Many engineers who are new to the storage industry or want to move to distributed storage often have the question “What does a distributed storage engineer’s skill tree look like?”
So we raised this issue specifically to find our research and development masters.
First, the topic: “What does a distributed storage engineer’s skill tree look like?” We believe that storage in a broad sense should include databases, but distributed databases are generally “unique” : technical characteristics, technical difficulties, application scenarios are unique.
Discussing distributed databases is an entirely separate topic, so here we will focus on distributed storage beyond distributed databases.
The topic of distributed storage is still very big. In terms of access semantics, it is generally divided into object storage, block storage and file storage.
Say first object storage, and its application scenario is relatively narrow, than block storage is the foundation of cloud computing (IaaS, you create a virtual machine, must have a piece of hard disk), it is better than the file stored in the history of long and wide application, the decision is mainly the upper application access to semantic, most of the upper application either through virtualization block storage access semantics, Or access the data through file POSIX semantics.
Technically, AWS S3 is the de facto standard for object storage, where objects do not support change and can accept data inconsistencies between short-lived replicas.
Object storage is characterized by the pursuit of low cost, implementation of EC is often required.
Next, we discuss distributed block storage and distributed file storage. Their common characteristics are the pursuit of high performance and strong consistency of data. Distributed block storage is generally used to provide virtual hard disks for virtual machines, namely the EBS products of major public clouds. In most application scenarios, it is only used by one client. However, distributed file system is often used concurrently by multiple clients, and will face concurrent and massive file reading and writing, which has high technical difficulty coefficient.
Our YRCloudFile is positioned as a high-performance distributed file system, so we have focused on discussing the skill tree of distributed file system engineers. Since each section can be developed as a separate topic, this is only a brief description.
What we think of as the backbone of the skills tree for distributed file storage engineers:
1) Medium:
Designing on HDDs is one thing; designing on high-performance SSDs is quite another. For example, based on HDD, ordinary synchronous thread is enough. Based on SSD, synchronous thread is not enough for the hardware. If we want to conduct IO Polling, whether libaio is good or not, and whether io_uring stability is OK with the latest kernel is OK, are all skills to be used when designing distributed file storage for SSD. On the other hand, the low latency of the device also highlights the performance cost of thread context switching.
2) Metadata architecture:
Whether to be a metadata structure or a distributed structure without metadata.
Through comparison and selection, we chose the meta. So how is the directory tree partitioned? How to establish and maintain the cluster membership relationship? Under various abnormal network conditions, whether the cluster members can reach an agreement on whether a node is alive or dead? This is all part of the distributed file storage engineer’s skill tree.

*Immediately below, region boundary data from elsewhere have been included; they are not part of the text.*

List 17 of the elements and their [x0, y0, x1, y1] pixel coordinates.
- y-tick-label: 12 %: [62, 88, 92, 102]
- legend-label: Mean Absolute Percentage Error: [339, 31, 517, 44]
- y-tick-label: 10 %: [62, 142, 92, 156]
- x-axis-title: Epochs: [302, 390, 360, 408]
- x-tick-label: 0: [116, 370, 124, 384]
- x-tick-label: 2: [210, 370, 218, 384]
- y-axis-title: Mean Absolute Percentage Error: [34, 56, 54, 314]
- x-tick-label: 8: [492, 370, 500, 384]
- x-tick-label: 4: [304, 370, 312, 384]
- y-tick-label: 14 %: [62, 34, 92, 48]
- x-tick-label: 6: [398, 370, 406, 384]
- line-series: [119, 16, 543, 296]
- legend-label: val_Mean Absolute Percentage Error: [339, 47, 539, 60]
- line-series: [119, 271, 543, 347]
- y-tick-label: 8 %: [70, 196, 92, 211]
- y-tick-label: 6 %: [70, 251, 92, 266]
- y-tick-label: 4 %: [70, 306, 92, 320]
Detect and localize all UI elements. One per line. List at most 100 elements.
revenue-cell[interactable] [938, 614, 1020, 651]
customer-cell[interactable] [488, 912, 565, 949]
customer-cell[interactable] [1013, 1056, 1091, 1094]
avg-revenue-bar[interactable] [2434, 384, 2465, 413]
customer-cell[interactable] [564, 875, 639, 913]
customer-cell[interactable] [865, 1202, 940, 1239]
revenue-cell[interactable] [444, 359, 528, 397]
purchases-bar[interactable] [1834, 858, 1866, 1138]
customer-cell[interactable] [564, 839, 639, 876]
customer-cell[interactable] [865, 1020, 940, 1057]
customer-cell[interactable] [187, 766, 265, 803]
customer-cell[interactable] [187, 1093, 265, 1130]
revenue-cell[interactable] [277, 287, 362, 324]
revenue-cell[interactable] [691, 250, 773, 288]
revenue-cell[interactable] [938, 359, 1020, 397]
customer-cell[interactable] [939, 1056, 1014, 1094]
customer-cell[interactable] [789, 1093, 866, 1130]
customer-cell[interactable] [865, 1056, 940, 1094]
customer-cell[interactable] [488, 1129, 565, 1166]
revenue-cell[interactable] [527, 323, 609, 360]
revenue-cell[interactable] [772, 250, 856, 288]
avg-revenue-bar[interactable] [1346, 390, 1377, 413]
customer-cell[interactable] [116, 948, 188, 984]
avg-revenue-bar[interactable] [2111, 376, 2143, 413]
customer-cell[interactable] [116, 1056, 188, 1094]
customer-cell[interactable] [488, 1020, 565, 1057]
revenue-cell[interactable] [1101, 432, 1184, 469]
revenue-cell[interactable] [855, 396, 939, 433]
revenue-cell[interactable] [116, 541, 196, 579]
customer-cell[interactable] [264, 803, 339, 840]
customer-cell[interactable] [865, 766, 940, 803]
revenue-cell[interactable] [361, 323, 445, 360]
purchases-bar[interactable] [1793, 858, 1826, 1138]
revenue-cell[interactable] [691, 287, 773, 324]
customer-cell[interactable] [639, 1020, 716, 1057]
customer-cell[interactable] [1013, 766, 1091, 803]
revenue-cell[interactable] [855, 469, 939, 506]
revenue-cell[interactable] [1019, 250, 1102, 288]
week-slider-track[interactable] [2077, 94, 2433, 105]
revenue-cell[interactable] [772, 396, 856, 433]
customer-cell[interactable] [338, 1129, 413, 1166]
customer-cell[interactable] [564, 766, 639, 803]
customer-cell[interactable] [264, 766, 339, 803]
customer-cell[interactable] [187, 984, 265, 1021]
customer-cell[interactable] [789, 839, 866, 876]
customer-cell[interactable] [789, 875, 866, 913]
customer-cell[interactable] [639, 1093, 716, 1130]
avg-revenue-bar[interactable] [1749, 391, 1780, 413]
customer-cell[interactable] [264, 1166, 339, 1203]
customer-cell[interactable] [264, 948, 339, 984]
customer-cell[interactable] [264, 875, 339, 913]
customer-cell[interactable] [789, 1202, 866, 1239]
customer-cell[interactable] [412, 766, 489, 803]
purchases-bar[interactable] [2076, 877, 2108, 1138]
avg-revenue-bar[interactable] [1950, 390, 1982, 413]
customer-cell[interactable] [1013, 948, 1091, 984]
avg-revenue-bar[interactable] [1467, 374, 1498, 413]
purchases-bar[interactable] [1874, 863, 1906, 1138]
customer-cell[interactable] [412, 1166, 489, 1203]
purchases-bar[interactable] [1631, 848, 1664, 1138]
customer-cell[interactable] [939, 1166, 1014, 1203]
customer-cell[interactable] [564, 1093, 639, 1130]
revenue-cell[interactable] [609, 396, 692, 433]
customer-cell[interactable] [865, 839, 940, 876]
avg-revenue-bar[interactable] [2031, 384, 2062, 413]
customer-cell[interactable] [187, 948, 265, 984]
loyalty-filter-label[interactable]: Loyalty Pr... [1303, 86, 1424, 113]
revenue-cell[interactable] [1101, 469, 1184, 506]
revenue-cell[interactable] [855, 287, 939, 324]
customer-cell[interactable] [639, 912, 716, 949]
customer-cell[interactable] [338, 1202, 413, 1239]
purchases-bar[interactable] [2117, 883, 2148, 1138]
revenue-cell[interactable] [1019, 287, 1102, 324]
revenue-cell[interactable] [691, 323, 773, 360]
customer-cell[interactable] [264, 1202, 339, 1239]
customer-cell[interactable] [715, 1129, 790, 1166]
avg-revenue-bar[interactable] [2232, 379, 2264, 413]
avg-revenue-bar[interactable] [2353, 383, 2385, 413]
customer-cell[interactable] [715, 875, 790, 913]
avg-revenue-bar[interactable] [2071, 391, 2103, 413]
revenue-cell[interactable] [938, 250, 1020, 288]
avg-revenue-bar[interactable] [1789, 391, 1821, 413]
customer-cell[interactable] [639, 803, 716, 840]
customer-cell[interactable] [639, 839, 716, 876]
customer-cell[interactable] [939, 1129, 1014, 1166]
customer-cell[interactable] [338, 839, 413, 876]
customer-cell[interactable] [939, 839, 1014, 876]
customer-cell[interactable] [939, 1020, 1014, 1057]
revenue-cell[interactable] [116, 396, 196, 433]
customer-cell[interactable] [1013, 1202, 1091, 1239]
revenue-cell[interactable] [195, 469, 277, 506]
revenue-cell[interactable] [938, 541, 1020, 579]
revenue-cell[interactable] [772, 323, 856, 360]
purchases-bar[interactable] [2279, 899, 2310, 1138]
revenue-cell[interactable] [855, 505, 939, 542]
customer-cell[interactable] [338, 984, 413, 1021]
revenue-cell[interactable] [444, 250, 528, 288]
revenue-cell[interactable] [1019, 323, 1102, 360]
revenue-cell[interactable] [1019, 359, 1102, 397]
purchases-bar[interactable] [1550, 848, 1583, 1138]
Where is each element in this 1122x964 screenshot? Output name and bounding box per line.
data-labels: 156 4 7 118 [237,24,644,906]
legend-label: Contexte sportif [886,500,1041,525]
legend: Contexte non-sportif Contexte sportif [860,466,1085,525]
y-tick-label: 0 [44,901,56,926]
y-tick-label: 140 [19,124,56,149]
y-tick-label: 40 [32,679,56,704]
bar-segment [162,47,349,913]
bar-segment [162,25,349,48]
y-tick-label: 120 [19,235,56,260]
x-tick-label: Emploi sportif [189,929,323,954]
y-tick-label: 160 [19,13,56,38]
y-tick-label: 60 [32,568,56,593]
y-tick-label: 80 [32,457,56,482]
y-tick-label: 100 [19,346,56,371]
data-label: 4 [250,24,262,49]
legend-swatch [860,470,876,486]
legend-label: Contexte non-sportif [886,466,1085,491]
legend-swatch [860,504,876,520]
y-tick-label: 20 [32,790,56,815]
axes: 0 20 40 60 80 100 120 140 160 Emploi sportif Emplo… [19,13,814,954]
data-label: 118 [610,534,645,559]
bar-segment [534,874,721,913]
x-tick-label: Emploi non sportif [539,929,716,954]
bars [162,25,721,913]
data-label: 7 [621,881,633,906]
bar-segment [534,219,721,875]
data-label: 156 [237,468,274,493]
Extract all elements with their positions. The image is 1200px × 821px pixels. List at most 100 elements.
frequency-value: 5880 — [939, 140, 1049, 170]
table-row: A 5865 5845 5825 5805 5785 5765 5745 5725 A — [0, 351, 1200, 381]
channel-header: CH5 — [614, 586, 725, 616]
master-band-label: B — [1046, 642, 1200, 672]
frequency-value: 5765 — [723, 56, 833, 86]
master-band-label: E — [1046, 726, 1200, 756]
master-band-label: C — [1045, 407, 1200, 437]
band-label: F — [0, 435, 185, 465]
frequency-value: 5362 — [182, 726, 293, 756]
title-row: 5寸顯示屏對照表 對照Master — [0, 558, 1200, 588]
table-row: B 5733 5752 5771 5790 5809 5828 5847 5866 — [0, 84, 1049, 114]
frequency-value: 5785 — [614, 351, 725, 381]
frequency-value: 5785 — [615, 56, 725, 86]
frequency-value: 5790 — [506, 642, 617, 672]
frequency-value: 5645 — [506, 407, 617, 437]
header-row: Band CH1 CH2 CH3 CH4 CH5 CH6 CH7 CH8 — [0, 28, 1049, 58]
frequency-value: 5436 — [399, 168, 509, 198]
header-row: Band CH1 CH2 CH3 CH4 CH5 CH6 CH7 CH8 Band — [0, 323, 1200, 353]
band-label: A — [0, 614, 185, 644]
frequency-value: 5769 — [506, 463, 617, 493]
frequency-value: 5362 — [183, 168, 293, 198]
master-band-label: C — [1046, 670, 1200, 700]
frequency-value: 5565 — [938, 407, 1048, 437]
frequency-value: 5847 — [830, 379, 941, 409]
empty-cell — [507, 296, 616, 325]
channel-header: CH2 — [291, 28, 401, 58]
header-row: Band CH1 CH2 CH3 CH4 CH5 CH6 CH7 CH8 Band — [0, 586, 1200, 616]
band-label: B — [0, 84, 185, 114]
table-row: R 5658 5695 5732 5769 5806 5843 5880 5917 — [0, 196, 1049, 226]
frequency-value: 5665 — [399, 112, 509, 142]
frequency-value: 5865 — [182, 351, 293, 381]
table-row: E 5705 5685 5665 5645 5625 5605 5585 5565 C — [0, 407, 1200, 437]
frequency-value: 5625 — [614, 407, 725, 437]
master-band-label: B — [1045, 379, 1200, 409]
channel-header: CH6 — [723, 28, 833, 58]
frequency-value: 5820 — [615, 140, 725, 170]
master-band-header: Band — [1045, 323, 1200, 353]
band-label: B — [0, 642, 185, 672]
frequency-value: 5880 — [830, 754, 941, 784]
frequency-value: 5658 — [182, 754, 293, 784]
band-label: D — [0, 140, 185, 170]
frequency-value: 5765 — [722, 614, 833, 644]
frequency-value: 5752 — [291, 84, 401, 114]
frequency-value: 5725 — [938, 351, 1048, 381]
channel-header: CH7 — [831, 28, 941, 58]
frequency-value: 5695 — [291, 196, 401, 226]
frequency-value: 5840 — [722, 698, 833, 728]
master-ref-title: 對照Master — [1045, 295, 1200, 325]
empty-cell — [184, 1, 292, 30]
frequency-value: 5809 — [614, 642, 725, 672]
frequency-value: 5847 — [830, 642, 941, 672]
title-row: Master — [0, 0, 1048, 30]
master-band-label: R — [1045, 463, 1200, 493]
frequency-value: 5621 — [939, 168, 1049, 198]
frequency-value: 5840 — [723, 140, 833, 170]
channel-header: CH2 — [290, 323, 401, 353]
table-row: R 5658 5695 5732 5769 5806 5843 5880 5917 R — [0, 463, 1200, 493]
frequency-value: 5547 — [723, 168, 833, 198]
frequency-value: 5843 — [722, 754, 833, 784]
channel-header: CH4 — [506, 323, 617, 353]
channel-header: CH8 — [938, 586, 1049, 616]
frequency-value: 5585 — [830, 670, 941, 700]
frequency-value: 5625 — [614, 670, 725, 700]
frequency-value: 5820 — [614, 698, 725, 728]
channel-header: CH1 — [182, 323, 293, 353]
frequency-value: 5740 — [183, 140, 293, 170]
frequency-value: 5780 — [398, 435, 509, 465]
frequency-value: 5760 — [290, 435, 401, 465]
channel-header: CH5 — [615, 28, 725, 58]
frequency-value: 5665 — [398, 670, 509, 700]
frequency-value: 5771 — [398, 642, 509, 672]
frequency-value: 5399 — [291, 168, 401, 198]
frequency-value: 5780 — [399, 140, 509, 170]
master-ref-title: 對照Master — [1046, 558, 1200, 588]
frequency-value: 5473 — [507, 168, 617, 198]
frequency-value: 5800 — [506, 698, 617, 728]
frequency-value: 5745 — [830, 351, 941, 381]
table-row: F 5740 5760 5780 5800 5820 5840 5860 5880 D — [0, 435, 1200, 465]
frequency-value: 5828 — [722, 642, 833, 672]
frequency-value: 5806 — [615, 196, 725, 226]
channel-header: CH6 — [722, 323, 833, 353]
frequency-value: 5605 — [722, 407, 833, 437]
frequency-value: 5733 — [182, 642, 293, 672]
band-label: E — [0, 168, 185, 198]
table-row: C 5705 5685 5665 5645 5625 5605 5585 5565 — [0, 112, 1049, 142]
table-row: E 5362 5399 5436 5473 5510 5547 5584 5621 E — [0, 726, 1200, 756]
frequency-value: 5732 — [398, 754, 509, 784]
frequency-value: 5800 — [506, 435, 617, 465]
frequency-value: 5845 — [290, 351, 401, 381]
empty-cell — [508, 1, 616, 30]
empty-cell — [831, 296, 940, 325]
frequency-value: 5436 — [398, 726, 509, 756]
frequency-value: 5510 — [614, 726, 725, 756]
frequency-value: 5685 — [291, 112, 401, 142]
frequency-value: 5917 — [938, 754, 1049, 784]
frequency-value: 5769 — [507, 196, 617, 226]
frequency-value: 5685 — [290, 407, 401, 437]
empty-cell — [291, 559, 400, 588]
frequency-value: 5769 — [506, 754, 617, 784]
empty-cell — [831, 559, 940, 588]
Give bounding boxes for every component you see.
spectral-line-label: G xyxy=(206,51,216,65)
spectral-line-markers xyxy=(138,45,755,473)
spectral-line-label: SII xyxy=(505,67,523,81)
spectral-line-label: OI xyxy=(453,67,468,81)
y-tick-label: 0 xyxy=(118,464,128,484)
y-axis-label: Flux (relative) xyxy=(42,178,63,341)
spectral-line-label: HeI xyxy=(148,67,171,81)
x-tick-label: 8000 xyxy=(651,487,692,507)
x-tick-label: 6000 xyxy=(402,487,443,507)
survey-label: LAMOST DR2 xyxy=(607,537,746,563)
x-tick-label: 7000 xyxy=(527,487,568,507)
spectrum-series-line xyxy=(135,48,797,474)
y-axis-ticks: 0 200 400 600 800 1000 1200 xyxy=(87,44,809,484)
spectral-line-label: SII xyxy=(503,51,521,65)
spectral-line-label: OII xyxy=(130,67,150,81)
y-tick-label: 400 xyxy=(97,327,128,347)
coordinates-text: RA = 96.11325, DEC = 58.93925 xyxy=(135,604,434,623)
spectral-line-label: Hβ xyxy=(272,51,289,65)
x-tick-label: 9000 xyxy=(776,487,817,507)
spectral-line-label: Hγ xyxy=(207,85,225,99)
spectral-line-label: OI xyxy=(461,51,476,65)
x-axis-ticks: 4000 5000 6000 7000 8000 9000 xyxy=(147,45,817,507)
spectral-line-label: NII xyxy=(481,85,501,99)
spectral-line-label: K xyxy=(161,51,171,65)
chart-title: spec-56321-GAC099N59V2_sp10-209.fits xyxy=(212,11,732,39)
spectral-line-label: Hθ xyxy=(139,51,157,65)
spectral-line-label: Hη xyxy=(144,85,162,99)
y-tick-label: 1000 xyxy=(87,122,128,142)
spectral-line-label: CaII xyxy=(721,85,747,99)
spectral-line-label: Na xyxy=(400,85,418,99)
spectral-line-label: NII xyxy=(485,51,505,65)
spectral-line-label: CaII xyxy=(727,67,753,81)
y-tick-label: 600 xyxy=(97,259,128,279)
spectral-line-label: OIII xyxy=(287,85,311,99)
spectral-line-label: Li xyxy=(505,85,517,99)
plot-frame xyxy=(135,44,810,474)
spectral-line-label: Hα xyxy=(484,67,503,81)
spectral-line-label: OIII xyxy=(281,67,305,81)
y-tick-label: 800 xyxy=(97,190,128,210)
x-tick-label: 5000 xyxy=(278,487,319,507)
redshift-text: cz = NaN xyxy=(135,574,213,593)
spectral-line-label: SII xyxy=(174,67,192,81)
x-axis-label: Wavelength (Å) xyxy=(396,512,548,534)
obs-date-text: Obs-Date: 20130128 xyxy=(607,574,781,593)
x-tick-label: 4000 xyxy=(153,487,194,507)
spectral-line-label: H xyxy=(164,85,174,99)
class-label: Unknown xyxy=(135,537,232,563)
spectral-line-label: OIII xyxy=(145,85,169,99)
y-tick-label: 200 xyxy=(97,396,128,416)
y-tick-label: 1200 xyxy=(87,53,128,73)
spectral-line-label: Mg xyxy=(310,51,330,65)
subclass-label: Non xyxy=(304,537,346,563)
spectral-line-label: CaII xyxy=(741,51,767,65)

3) Reliability and consistency:
Prevent some piece dish to be broken thoroughly, want fault-tolerant, make copy commonly, or be much copy, or use EC. How to ensure the consistency of data between replicas?
4) Efficiency:
Many customers are used to using the Linux native file system because of the PageCache, so even if the hard drive is an HDD, customers generally use it very smoothly. After switching to a distributed file system, the data is distributed, the data may be local or remote, can the performance still meet the needs of the customer? How to protect?
Distributed file systems typically use a variety of caches, such as client caches, so how to ensure cache consistency between clients?
We believe that distributed file storage is both highly theoretical and highly engineering challenging. In recent years, the domestic technology progress is very rapid, technology sharing is also very comprehensive. The key theory of distributed storage, there are a lot of online, but you need new friends to comb the context, so as to build their own knowledge tree.
As the Internet flattens the world, it also flattens the boundaries of knowledge. You can always find technical information on a subtopic, but the difficulty is that you need to know the subtopic, and the difficulty is that you need to know what to find.
Therefore, we believe that for experienced distributed storage engineers, the challenge is mainly good engineering practices, mainly how to implement modules to be more concise, more reasonable, and higher performance.
For the new engineers who want to do distributed storage, or to be more specific, want to do distributed file storage friends, need to have the opportunity to experience the actual process of building distributed storage, the challenge is how to build the right knowledge tree — this is also the goal of this topic.
In our experience, building such a knowledge tree on our own is time-consuming and requires a lot of comprehensive skills.
Therefore, it is highly recommended that you participate in a distributed storage project.
This can be an open source project, or you can join a company that does distributed storage.